– Дом, милый дом, – хмыкает Давид, когда машина подъезжает к многоэтажке, где я была безумно счастлива.

Дальше всё по знакомому маршруту: подземная парковка, лифт, холл тринадцатого этажа и, наконец, знакомый запах дома. Да, я была здесь дома, может, потому что здесь началась наша история, в этих стенах мы признавались друг другу в любви, это место, где я сбросила свои страхи и отдалась ему целиком и полностью.

– Раздевайся, – возвращает в реальность грубый приказной тон.

Выпучив глаза, смотрю на Давида и ощущаю, как пальцы рук начинают мелко подрагивать.

– З-зачем? – спрашиваю севшим голосом.

– Хрустальная, ты стала тупее за этот год? – шаг за шагом и вот уже нависает надо мной как скала. – Я год трахал свою руку, но, когда у меня есть своя личная шлюха, не собираюсь больше спускать в кулак, – едва заканчивает, как, схватившись за ворот моей футболки, с треском разрывает её пополам под мой испуганный всхлип. – Что за дерьмо, вкус потеряла? – морщится, взглянув на мой бюстгальтер.

– Давид не надо, – прошу, пытаясь прикрыться.

– Руки! – рявкает, заставляя вздрагивать и жмуриться.

Медленно опускаю конечности вдоль тела, сглатывая ком в горле и всеми силами пытаясь сдерживать слёзы.

– Хорошо жилось тебе, – произносит, проводя ладонью по груди и спускаясь ниже. – Не отвечай, вижу, – усмехается и шлёпает по уже не плоскому животу. – Сиськи потяжелели, капусты наелась? – смеётся неприятно, изображая весы ладонями.

– Прекрати, пожалуйста, – на грани слышимости прошу.

– Трусы сама снимешь, или их тоже рвать? – игнорирует мою просьбу.

– Давид, пожалуйста, ты ведь знаешь, что я не могу так, – пытаюсь достучаться, напомнить о горьком прошлом, где меня изнасиловали.

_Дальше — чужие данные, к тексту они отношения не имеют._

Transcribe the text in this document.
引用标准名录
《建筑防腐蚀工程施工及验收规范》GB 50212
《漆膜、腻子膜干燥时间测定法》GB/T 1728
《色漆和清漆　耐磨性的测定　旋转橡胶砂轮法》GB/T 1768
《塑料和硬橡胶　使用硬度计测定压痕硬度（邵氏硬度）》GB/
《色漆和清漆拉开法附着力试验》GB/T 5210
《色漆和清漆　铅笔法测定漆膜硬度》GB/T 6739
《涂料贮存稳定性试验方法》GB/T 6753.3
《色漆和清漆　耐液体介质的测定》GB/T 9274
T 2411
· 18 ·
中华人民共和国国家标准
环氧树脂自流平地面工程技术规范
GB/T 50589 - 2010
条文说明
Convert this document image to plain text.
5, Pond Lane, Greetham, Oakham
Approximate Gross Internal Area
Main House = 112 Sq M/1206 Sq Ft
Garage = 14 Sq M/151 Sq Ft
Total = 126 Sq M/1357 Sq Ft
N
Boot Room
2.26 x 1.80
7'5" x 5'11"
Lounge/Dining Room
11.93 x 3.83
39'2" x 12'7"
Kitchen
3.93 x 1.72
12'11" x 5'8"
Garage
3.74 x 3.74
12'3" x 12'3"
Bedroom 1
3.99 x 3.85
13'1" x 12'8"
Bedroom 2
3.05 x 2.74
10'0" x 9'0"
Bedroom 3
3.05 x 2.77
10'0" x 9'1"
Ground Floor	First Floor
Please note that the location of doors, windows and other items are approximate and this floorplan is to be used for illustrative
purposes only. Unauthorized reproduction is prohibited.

– Ты тоже знала, что предательство для меня хуже смерти. Тебя это ебало? – сжав моё горло, заставляет поднять голову к нему. – На меня смотри, дрянь! – требует, и я открываю полные слёз глаза. – Думала, что говорила в суде?

– Давид…

– Не. Называй. Меня. По имени, сука! – рявкает в лицо и, сжав мою шею ещё сильнее, перекрывает доступ к кислороду.

Вцепившись в его кисть, пробую отодрать её от себя, но это как железное кольцо голыми руками согнуть – бесполезно.

– Ненавижу! – цедит сквозь зубы и толкает меня с такой злобой, что я не удерживаюсь на ногах и падаю на пол, больно ударившись локтем. – Свали в свою комнату, – бросает, скривившись, будто под его ногами куча вонючего мусора.

Не имея желания видеть в его глазах столько презрения, я поднимаюсь и, прикрываясь рваной футболкой, иду к лестнице, быстро поднимаюсь и, скрывшись в своей старой комнате, где я жила, пока была домработницей в этом доме, сползаю по двери вниз и начинаю рыдать как не в себя.

Нет, не получится разговора, он не станет слушать, не поверит, и, если я рискну, могу потерять всё, что у меня есть. Давид явно не настроен на хороший расклад, и если он и дальше будет так себя со мной вести, пусть я и виновата, то… он и не заслуживает правды.

Почему он не может просто поговорить? Спросить, зачем я так поступила?

Потому что это Грозный, и этим всё сказано. Он всё решает кулаками, ему никто не указ, у него криминальный бизнес, он устраивает нелегальные гонки и подпольные бои, где поднимает большие деньги за счёт того, что люди выбивают себе зубы. И ему это нравится, ему в кайф смотреть, как двое убивают друг друга, потому что сам такой. Самому приносит удовольствие причинять боль другим.

– Отпусти… меня… пожалуйста, – выдавливаю из себя, и каждое слово горло царапает.

– Отпущу, – кивает, и во мне рождается лучик надежды. – Когда получу своё, – добавляет и улыбается как-то по-другому, и не скажешь, что несколько минут назад чуть человека на тот свет не отправил. – Трудно жить со стоящим колом членом, Хрустальная, – от его слов у меня щёки горят. – И всё из-за тебя, – взгляд падает на мои губы, потом ниже, в ложбинку между грудей. – Вылечишь от этого недуга и вали на все четыре стороны, – последнее, что он говорит.